In common with a lot of dramas aimed at women, primarily by men, as well as this clumsy attempt to create a female character who other women can empathise with, everything’s a bit soft-edged. Virtually every conversation is of the “caring, sharing” variety. Poor Jeri Ryan gets to spout crap like “Do you have a friend? Then get one. Because you can’t fight every battle forever alone.” Male work partner of Delany spends most of his time wanting to get to know about her and her personal life, then gives her helpful advice on how to bond with her estranged daughter. Yes, that’s right, a male-written drama with a female lead has a male character who doesn’t have kids of his own giving a woman advice on where she’s going wrong with her family.
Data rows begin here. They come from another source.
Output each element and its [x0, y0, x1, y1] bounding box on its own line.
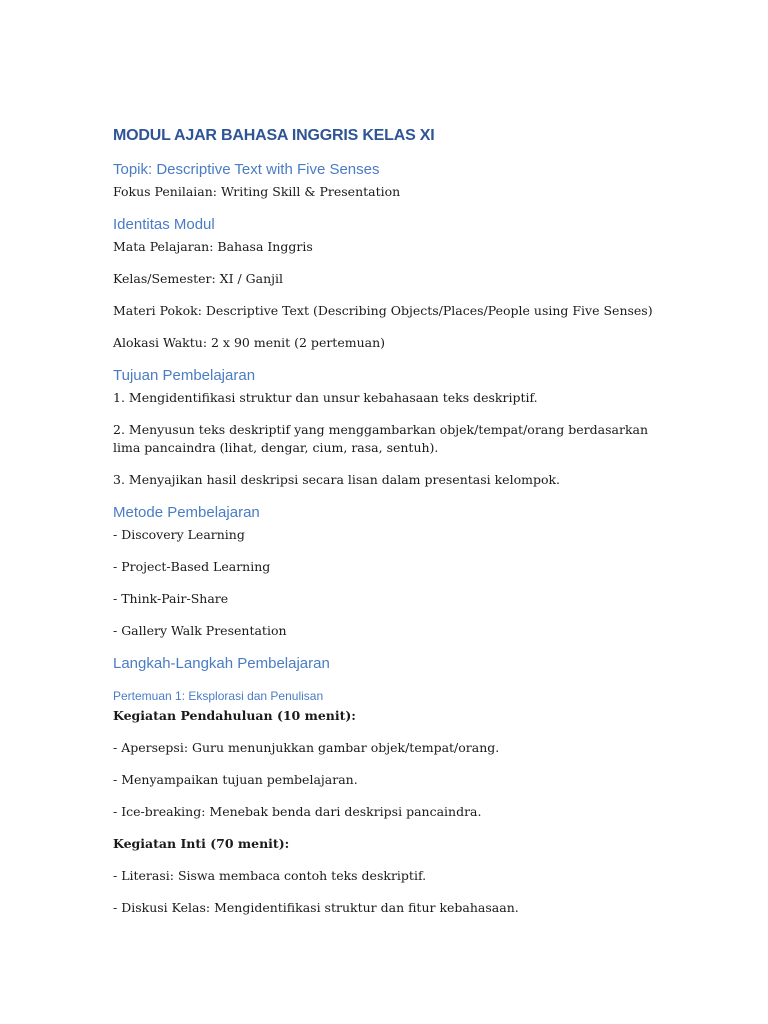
method-item: - Discovery Learning [113, 527, 245, 542]
core-item: - Diskusi Kelas: Mengidentifikasi struktur dan fitur kebahasaan. [113, 900, 519, 915]
method-item: - Gallery Walk Presentation [113, 623, 287, 638]
objectives-heading: Tujuan Pembelajaran [113, 367, 256, 384]
identity-subject: Mata Pelajaran: Bahasa Inggris [113, 239, 313, 254]
method-item: - Project-Based Learning [113, 559, 271, 574]
topic-focus: Fokus Penilaian: Writing Skill & Presentation [113, 184, 401, 199]
objective-item: 3. Menyajikan hasil deskripsi secara lisan dalam presentasi kelompok. [113, 472, 561, 487]
intro-item: - Ice-breaking: Menebak benda dari deskripsi pancaindra. [113, 804, 482, 819]
objective-item: 2. Menyusun teks deskriptif yang menggambarkan objek/tempat/orang berdasarkan lima pancaindra (lihat, dengar, cium, rasa, sentuh). [113, 422, 649, 455]
objective-item: 1. Mengidentifikasi struktur dan unsur kebahasaan teks deskriptif. [113, 390, 538, 405]
intro-item: - Menyampaikan tujuan pembelajaran. [113, 772, 358, 787]
document-title: MODUL AJAR BAHASA INGGRIS KELAS XI [113, 127, 435, 144]
meeting1-core-heading: Kegiatan Inti (70 menit): [113, 836, 290, 851]
meeting1-heading: Pertemuan 1: Eksplorasi dan Penulisan [113, 689, 324, 703]
identity-material: Materi Pokok: Descriptive Text (Describing Objects/Places/People using Five Senses) [113, 303, 653, 318]
identity-heading: Identitas Modul [113, 216, 215, 233]
identity-time: Alokasi Waktu: 2 x 90 menit (2 pertemuan) [113, 335, 386, 350]
topic-heading: Topik: Descriptive Text with Five Senses [113, 161, 380, 178]
methods-heading: Metode Pembelajaran [113, 504, 260, 521]
identity-class: Kelas/Semester: XI / Ganjil [113, 271, 284, 286]
method-item: - Think-Pair-Share [113, 591, 229, 606]
core-item: - Literasi: Siswa membaca contoh teks deskriptif. [113, 868, 427, 883]
intro-item: - Apersepsi: Guru menunjukkan gambar objek/tempat/orang. [113, 740, 500, 755]
document-body [113, 126, 658, 931]
steps-heading: Langkah-Langkah Pembelajaran [113, 655, 330, 672]
meeting1-intro-heading: Kegiatan Pendahuluan (10 menit): [113, 708, 356, 723]
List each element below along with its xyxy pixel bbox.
That’s feminist and exactly true to life.

The mystery that gets solved is largely ludicrous – spoiler alert the victim is given a medicine she’s allergic to by a cuckolded wife who discovers the affair when her husband gives the mistress an illness he’s contracted from his kids – and is solved in a very House/CSI way, so there’s not a lot of originality or plausibility going on with the crime side of the show either.
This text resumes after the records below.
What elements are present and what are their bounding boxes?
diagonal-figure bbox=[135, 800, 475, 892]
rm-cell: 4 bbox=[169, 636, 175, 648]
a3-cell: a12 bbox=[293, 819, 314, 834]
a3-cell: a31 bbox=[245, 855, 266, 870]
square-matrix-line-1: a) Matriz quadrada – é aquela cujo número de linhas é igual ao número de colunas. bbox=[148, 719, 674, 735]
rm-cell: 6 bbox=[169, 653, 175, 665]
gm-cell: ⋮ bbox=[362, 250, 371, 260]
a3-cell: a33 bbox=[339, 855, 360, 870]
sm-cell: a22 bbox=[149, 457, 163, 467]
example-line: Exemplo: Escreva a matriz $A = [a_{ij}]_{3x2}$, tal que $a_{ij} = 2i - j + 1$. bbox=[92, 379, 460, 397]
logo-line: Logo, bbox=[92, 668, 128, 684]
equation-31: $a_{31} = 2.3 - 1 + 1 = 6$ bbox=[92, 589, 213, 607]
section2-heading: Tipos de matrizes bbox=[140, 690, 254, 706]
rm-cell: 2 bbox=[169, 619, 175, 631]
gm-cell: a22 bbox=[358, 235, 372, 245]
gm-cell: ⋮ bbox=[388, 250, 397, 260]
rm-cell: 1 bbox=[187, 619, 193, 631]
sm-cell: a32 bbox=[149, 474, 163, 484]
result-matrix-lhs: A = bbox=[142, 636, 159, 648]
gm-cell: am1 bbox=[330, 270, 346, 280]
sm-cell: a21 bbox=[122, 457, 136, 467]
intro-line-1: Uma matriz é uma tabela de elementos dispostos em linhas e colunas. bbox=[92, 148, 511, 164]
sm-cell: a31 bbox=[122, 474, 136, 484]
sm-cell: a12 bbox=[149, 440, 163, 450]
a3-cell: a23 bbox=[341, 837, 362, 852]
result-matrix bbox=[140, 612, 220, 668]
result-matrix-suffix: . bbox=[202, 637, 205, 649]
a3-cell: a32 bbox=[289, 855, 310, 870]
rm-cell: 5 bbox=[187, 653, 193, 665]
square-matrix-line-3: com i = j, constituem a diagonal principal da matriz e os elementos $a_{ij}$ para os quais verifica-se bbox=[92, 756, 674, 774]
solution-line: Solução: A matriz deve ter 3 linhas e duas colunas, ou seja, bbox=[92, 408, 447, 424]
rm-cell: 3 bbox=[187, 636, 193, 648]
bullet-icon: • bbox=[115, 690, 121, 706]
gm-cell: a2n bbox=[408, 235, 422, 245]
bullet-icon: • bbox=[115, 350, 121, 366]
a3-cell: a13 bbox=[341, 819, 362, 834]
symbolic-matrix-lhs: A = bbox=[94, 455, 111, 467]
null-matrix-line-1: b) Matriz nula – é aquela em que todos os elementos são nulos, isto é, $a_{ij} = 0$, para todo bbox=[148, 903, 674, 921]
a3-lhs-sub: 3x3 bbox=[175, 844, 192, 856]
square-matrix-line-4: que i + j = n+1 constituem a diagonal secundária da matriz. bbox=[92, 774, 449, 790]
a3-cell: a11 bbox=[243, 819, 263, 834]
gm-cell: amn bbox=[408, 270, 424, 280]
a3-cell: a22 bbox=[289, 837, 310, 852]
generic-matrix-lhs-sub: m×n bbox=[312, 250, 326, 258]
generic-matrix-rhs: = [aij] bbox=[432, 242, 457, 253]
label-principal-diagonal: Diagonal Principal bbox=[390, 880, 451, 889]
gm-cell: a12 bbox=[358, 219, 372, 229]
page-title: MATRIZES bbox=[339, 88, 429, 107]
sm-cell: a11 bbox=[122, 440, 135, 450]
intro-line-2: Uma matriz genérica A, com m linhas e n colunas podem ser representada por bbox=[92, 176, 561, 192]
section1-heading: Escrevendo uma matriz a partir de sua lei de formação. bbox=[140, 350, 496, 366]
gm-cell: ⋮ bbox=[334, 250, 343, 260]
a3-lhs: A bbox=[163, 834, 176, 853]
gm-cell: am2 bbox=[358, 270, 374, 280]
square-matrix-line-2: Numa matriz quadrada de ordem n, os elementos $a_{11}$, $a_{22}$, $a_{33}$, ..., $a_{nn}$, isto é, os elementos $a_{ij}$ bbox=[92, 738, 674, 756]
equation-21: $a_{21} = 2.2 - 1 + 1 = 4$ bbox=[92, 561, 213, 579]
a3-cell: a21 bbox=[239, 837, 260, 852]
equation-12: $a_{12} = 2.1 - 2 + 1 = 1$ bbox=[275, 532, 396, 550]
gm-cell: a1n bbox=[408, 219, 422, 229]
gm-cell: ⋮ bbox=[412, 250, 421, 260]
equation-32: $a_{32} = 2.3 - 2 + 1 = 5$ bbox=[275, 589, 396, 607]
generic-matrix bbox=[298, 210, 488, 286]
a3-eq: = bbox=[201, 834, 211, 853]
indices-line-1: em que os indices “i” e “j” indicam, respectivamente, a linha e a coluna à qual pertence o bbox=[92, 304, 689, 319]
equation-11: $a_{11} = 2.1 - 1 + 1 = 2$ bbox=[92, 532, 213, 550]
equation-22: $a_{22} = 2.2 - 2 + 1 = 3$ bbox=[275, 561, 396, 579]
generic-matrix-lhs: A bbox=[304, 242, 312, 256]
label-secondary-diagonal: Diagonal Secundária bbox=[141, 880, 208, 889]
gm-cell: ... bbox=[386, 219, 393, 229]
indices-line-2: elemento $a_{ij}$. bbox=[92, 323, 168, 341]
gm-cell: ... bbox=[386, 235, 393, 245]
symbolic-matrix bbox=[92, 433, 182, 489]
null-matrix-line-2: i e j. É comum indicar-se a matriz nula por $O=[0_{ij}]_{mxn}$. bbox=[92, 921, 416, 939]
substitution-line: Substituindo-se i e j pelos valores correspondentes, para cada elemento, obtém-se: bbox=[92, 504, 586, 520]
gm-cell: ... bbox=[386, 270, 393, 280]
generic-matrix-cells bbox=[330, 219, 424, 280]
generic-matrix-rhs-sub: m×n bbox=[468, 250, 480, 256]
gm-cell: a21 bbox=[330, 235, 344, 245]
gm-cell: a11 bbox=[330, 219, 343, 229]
So unless you’re up for a little comfort viewing and want some very soft-edged, very slightly pro-women drama written by men that in no way challenges you or tells you something you didn’t know, steer clear of Body of Proof. Otherwise, sit back, relax, switch your brain off and enjoy yourself.

  • I felt similarly. Nothing you haven’t seen before. She looks amazing, though. Did you know she’s 55? Damn! And I agree that she and Jeri Ryan were good together, they should have more of that relationship and less of that guy (John Benjamin Hickey) who assists her.
    It’s not China Beach, but then again it’s not Desperate Housewives either.

  • nel

    thanks for the review. I was a big fan of China Beach and Dana Delaney so I tuned in but was disappointed. I ended up switching off about halfway through. Dana Delaney was very good, but oh, the dialogue! as clunky and unimaginative as the show title (Body of Proof? srsly?).
    And I’ve had enough of trying to suspend disbelief when a character who would normally not be allowed near a suspect or witness ends up in the interrogation room grilling suspects while the cops look on. Castle is guilty of this as well but Nathan Fillion makes it somewhat bearable.

  • They do it in CSI as well. You can see why they do it – you have the CSIs doing all that interrogation and then some other character extracts the confession. CSI at least has Jim Brass doing it a lot of the time, CSI: Miami had one episode (subsequently ignored) where it was implied that there was always a cop watching when the CSI did the interrogation (still inauthentic, but…), but it’s daft, isn’t it?

  • They do it in CSI as well. You can see why they do it – you have the CSIs doing all that interrogation and then some other character extracts the confession. CSI at least has Jim Brass doing it a lot of the time, CSI: Miami had one episode (subsequently ignored) where it was implied that there was always a cop watching when the CSI did the interrogation (still inauthentic, but…), but it’s daft, isn’t it?